In summary, “We have to lift the bar and be better by 15-20%.” but… he can’t ask for more. That’s exactly what he’s doing, and it’s his job to do it. The whole interview was amazing until this point. We can’t be satisfied with being second. We must improve. We must be better. He was raised in an environment of high performance and always giving more. He can ask for more, and if England are to win in the future, he must, and he has to be clear in his message.
The important thing to remember is that Neville was a graduate from Alex Ferguson’s class of ’92. He should know that no matter what the level of performance has been, you can always ask for more. Pep Guardiola, if he stays at Man City long enough, may come close (or even surpass) the success of Fergie at Man United, and he also always looks at performance, and is always asking for more.
On the flip side, these managers give so much into their players, not just as part of the team, but as people. They give so much, and therefore can expect so much back. Although Ferguson is famous for his mind-games, his real psychological strength was in building relationships with his players, and Guardiola does the same.

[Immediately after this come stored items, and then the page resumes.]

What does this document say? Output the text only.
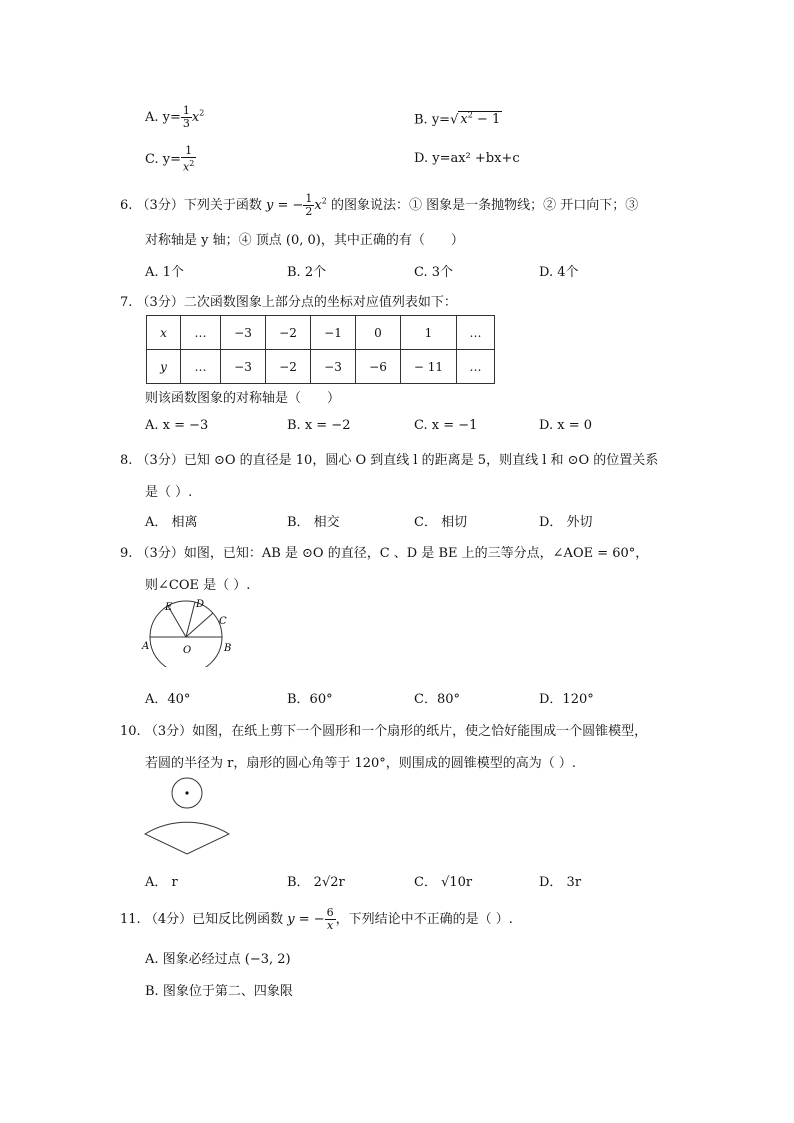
A. $y= \frac{1}{3} x^2$	B. y=√ $x^2 - 1$
C. $y= \frac{1}{x^2}$	D. y=ax² +bx+c
6. （3分）下列关于函数 y = − $\frac{1}{2} x^2$ 的图象说法：① 图象是一条抛物线；② 开口向下；③
对称轴是 y 轴；④ 顶点 (0, 0)，其中正确的有（　　）
A. 1个	B. 2个	C. 3个	D. 4个
7. （3分）二次函数图象上部分点的坐标对应值列表如下：
x	…	−3	−2	−1	0	1	…
y	…	−3	−2	−3	−6	− 11	…
则该函数图象的对称轴是（　　）
A. x = −3	B. x = −2	C. x = −1	D. x = 0
8. （3分）已知 ⊙O 的直径是 10，圆心 O 到直线 l 的距离是 5，则直线 l 和 ⊙O 的位置关系
是（ ）.
A． 相离	B． 相交	C． 相切	D． 外切
9. （3分）如图，已知：AB 是 ⊙O 的直径，C 、D 是 BE 上的三等分点，∠AOE = 60°，
则∠COE 是（ ）.
A	B
C
D
E
O
A．40°	B．60°	C．80°	D．120°
10. （3分）如图，在纸上剪下一个圆形和一个扇形的纸片，使之恰好能围成一个圆锥模型，
若圆的半径为 r，扇形的圆心角等于 120°，则围成的圆锥模型的高为（ ）.
A． r	B． 2√2r	C． √10r	D． 3r
11. （4分）已知反比例函数 y = − $\frac{6}{x}$ ，下列结论中不正确的是（ ）.
A. 图象必经过点 (−3, 2)
B. 图象位于第二、四象限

Here are the three takeaways for today:
1 – Be clear in the message – If improvement in your team is needed, ask for it. If you don’t think it is, you’re going to be left behind.
2 – Although many athletes, especially top athletes, are intrinsically driven, the need to feel safe, respected, and appreciated is a critical factor in success.
3 – Psychological mind games can swing games, but understanding people, behaviors, and relationships can build empires.
In sport, whether as athletes or coaches, the message needs to be clear – there is always more to come. There can always be growth. We can always perform better. We can ask for more.